À voir la villa telle qu’elle est aujourd’hui, les volets le plus souvent fermés, ses pièces conservées par la fraîcheur de l’obscurité, ouvertes seulement pour les grandes occasions, l’on pourrait la croire immortelle. Elle a pourtant traversé un xxe siècle mouvementé, en passant de main en main, plus ou moins bien intentionnée. 

C’est ainsi qu’en 1940, alors que la guerre éclate, elle est réquisitionnée par la marine allemande (Kriegsmarine), avant de revenir, après la période noire, entre les mains de l’École nationale de la marine marchande, qui en conservera la propriété pendant plus de vingt ans (entre 1945 et 1975). Elle a d’ailleurs été le siège de cette dernière jusqu’en 1967. Quoi de plus normal pour un joyau qui semble se confondre avec la mer ?

Lorsque la marine marchande changea de roche pour des locaux plus modernes dans les années 1970, la villa fut récupérée par la mairie de Marseille, pour d’évidentes raisons patrimoniales, culturelles, architecturales et historiques. Il convenait en effet de placer ce bien commun sous la tutelle d’une autorité publique capable de le protéger et de le valoriser. C’est ainsi que la mairie y abrita, du début des années 1970 au début des années 2000, le siège de ses services d’urbanisme. Les chambres et la chapelle sont donc devenues des locaux administratifs, et un bâtiment annexe fut construit, dans un style bien moderne. Le grand escalier et les pièces de réception conservèrent toutefois leur style pompéien et le parc, valorisé par la mairie, devint public. Parmi les essences qu’il abrite, on rencontre les espèces arborées indigènes (oliviers, pins d’Alep, chênes verts, pistachiers, lentisques, arbousiers) et des vivaces en cascades (lantaniers, astéracées, aizoacées, lavandes…) Dans le style des rocailleurs du xixe siècle, fausses pierres et faux rochers aux formes rondes étranges sont sculptés dans le ciment et adoucis par d’harmonieuses compositions de plantes vivaces.

Si les services de la mairie plièrent bagage en 2002, la villa demeura la propriété de la Ville, qui y installa, pour donner à Marseille une dimension internationale et maritime à la hauteur de son ambition, un bureau de coopération internationale, placé sous la direction de la Banque mondiale, renfermant diverses agences en charge de la coopération économique dans le bassin méditerranéen. Il fallait bien une telle merveille pour abriter les services de la très prestigieuse organisation dont le siège est situé à Washington D.C. Dans la lignée de son histoire, la Villa Valmer n’en finit pas d’entendre résonner toutes les langues du monde, mais surtout celles du Moyen-Orient, cheval de bataille des institutions qu’elle héberge.

Et l’avenir ?

Il semblerait bien, toutefois, que le passé cosmopolite et public de la villa soit partiellement révolu, puisque la municipalité de Marseille, consciente du fort potentiel de valorisation économique de cette partie de son domaine public, a entendu déclasser ce bien pour pouvoir le donner à bail à une société privée qui, contre un loyer élevé, aura en charge d’en faire un hôtel de luxe. Un établissement qui, à n’en pas douter, saura tirer profit de l’emplacement stratégique du site et de son architecture pour attirer une clientèle fortunée, désireuse de découvrir le nouveau visage de Marseille… et de renouer avec ce qui ne lui a jamais fait défaut : son ouverture sur l’horizon.

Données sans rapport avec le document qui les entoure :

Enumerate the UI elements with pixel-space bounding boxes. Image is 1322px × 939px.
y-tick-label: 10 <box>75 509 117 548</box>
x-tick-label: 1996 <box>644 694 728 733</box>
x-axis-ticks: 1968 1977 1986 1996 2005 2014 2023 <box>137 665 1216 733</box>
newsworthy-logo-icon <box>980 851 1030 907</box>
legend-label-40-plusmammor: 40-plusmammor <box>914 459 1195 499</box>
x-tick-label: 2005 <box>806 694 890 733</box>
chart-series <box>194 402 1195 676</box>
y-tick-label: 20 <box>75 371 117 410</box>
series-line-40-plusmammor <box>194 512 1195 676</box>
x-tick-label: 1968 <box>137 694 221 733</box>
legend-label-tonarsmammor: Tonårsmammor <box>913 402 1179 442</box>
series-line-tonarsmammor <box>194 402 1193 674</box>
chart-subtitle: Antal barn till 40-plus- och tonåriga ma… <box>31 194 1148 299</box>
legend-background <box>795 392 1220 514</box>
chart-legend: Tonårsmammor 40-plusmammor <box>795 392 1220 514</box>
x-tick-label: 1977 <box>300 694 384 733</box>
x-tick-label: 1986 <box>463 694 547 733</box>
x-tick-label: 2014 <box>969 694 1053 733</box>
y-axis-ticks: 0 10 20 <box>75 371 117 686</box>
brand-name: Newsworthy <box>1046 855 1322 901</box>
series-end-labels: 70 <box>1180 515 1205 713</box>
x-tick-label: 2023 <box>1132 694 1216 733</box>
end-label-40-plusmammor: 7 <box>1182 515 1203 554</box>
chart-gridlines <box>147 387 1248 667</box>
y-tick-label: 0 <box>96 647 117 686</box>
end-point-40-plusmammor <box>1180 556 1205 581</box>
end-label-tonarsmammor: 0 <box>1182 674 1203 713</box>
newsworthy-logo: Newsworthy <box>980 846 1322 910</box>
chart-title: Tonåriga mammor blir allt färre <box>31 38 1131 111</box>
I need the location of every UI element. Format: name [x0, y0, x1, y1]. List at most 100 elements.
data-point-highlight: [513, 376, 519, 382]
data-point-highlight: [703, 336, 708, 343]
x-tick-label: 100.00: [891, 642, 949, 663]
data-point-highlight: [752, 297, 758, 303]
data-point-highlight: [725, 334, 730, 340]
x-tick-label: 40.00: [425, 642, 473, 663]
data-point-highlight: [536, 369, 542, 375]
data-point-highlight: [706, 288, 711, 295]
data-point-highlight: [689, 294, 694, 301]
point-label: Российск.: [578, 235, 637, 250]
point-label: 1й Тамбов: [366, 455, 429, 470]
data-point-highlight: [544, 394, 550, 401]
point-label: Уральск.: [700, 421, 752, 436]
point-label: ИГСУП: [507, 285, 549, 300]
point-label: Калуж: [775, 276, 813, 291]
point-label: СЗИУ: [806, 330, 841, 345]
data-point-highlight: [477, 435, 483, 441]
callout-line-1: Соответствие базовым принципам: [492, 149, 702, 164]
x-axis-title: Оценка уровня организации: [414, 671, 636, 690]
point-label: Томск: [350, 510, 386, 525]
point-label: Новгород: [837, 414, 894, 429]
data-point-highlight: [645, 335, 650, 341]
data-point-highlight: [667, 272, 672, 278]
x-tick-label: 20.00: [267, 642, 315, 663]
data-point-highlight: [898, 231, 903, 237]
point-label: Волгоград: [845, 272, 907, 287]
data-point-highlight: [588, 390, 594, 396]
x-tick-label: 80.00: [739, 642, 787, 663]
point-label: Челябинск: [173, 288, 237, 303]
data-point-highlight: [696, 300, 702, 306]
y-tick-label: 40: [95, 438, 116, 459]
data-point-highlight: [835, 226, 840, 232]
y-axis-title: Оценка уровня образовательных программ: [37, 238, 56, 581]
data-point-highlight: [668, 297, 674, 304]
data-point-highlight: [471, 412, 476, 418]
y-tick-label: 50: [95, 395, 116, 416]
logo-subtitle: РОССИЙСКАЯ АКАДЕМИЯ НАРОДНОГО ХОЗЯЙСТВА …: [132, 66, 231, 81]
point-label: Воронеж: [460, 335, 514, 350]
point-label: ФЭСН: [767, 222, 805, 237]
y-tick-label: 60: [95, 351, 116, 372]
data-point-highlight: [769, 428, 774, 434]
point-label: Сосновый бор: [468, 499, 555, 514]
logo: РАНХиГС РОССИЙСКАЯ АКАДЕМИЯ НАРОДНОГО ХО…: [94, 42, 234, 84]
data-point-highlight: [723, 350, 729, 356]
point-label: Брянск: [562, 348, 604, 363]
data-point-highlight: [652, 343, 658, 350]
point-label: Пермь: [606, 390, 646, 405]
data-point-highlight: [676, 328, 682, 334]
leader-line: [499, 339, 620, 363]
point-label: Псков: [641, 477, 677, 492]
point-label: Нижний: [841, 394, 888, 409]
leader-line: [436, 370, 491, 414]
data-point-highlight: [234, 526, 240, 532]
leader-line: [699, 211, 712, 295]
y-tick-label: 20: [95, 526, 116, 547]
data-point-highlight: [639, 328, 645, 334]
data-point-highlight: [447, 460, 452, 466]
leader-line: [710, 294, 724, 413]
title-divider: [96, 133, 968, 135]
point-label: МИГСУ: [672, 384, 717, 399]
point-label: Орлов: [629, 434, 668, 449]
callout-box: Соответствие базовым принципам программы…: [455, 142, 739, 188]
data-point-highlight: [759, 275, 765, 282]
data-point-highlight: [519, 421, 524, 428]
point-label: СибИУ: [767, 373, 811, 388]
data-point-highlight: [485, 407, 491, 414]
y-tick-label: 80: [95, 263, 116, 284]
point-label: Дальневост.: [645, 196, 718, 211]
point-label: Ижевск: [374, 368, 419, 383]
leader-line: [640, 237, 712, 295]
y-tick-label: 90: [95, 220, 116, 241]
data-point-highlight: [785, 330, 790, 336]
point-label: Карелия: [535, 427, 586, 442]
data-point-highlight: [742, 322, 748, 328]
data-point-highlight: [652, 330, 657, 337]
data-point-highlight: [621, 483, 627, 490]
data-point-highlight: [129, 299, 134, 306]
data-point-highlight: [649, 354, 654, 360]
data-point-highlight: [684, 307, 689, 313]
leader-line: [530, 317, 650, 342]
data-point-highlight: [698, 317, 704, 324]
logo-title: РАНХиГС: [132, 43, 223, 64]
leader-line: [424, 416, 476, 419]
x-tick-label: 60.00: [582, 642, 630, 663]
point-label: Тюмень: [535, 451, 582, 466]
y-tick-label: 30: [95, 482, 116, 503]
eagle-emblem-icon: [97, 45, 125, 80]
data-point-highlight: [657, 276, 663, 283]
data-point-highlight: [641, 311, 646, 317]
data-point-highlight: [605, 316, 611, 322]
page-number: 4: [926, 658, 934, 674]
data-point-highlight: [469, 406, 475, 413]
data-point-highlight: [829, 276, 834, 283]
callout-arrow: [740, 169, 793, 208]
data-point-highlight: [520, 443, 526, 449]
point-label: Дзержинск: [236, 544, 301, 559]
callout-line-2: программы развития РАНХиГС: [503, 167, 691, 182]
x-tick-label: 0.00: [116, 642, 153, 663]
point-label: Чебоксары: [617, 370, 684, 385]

Les représentants de la Mairie expliquent justement cette décision par souci de protection du patrimoine. Il est désormais devenu nécessaire, face au gouffre financier que représente sa restauration et son entretien, de transformer la villa en hébergement de luxe pour diversifier l’offre marseillaise en la matière.

Que les Marseillais se rassurent cependant : une grande partie du parc Valmer restera dans le domaine public, de quoi garantir les promenades, même si l’on n’apercevra plus, désormais, la Villa Valmer que de loin, au travers d’une grille.